The cost of mitigation exceeded the value. However, it retained some value on tax records. Knowing what basis should be used to determine the loss/gift would also be helpful.
A gift is not deductible on any tax return. Ever. You have no loss to claim. Not a penny. Simply work through the Assets/Depreciation section and for each individual asset listed select the option for "I stopped using this asset in 2019". Then on the "Special handling required?" screen select YES and finish working it through. That does it. 2019 will be the last tax year you will report this property on your tax return. If it gets imported to your 2020 tax return next year, you can delete it from your 2020 return *NEXT* *YEAR*.
If the value of your gift was more than $15,000 (and I"m sure it was) then you are required by federal law to report the gift to the IRS on IRS Form 709 - Gift Tax Return. *YOU* *WILL* *NOT* *PAY* *TAXES* on the gift. But you are required to report it.
Take note that the form 709 has absolutely nothing to do with any tax return in any way, shape, form or fashion. It's completely separate. The form 709 is not included in any version of TurboTax. You can get the blank form at https://www.irs.gov/pub/irs-pdf/f709.pdf and the instructions at https://www.irs.gov/pub/irs-dft/i709--dft.pdf. Mailing address for the form is included in the instructions. *DO* *NOT* mail the form with your tax return. It "DOES NOT" get mailed to the same location as your tax return.
A few other things I just recalled too.
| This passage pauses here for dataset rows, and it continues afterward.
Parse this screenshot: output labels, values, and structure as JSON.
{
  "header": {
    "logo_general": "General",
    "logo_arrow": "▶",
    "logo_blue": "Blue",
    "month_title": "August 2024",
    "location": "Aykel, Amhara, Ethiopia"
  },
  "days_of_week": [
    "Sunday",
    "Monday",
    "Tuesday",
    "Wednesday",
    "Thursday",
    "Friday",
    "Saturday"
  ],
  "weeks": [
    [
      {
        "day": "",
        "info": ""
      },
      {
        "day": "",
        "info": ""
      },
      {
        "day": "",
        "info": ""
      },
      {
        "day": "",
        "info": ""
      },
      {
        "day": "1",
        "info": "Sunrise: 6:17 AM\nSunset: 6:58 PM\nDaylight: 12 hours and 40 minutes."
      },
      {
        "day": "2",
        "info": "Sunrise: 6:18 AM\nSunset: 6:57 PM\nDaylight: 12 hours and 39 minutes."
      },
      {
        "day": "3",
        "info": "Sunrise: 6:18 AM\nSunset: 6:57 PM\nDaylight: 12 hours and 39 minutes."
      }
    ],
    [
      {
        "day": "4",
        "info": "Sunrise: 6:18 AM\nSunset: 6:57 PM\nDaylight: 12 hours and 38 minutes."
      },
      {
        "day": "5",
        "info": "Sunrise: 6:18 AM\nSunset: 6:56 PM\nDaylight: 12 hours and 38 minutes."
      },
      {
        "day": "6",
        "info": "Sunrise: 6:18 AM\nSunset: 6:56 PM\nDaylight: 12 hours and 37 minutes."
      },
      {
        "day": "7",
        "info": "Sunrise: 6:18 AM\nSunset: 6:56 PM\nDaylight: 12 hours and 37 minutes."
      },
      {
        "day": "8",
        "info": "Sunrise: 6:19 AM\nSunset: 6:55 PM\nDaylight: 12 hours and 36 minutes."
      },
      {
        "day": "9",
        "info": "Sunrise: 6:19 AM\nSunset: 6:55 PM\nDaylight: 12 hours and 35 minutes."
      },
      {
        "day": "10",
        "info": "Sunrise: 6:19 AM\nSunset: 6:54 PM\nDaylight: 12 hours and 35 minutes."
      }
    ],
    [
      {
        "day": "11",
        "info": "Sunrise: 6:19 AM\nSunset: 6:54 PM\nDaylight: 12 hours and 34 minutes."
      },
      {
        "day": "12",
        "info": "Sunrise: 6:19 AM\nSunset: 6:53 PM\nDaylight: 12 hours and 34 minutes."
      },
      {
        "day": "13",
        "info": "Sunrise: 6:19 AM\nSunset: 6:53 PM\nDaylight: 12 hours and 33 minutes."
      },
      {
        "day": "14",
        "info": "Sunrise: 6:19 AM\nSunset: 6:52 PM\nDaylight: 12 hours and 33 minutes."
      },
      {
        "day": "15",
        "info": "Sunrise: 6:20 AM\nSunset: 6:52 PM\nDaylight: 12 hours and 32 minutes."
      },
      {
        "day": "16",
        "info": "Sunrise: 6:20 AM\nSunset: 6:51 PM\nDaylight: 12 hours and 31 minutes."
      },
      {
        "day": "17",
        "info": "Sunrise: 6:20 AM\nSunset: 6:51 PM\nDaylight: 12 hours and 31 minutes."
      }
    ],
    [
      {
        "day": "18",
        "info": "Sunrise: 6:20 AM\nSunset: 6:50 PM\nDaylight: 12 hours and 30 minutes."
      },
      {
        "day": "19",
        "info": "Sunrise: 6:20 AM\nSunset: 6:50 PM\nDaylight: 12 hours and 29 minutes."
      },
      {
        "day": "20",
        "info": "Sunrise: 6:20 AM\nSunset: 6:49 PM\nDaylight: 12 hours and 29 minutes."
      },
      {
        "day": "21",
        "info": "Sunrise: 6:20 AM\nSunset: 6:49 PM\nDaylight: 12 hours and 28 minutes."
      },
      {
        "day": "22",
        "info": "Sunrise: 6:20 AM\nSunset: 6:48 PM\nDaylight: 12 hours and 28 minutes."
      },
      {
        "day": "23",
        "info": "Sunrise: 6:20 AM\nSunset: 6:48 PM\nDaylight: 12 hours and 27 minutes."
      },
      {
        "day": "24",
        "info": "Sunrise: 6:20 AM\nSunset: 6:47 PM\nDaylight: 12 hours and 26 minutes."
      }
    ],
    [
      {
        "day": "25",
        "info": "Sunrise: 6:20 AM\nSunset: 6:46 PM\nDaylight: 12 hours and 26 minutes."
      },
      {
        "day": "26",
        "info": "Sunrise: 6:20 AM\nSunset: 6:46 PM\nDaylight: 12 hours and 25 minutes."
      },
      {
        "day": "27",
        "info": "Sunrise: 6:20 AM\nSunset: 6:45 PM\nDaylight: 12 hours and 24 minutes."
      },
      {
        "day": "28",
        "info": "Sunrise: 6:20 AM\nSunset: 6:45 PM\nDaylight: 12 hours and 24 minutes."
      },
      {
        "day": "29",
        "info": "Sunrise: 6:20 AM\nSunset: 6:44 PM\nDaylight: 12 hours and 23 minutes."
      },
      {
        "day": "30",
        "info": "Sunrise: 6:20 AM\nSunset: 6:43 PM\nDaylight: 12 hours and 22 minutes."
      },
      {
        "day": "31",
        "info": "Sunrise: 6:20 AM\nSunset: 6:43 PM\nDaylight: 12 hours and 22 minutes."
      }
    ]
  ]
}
When you gifted the property, you also gifted your original cost basis, *AND* all of your carry over losses. So you gave away much more than you may be aware of.
Overall, you might have been better off to let the county condemn the property and then sell it for whatever you could get for it. Then your loss on the sale of business property along with your carry over losses would have been deductible from your other ordinary income. Now you don't have that.
As others have said, you need professional help (tax/real estate lawyer or CPA).
That said, I'm of the opinion that you do have a capital loss. It's the difference between your cost basis and the value of the property when you disposed of it. That is, you disposed of the property for it's value and then you made a gift of equity, for that value, to the tenant. If the tenant is a related party, the capital loss would not be allowed and the tenant's cost basis will be different.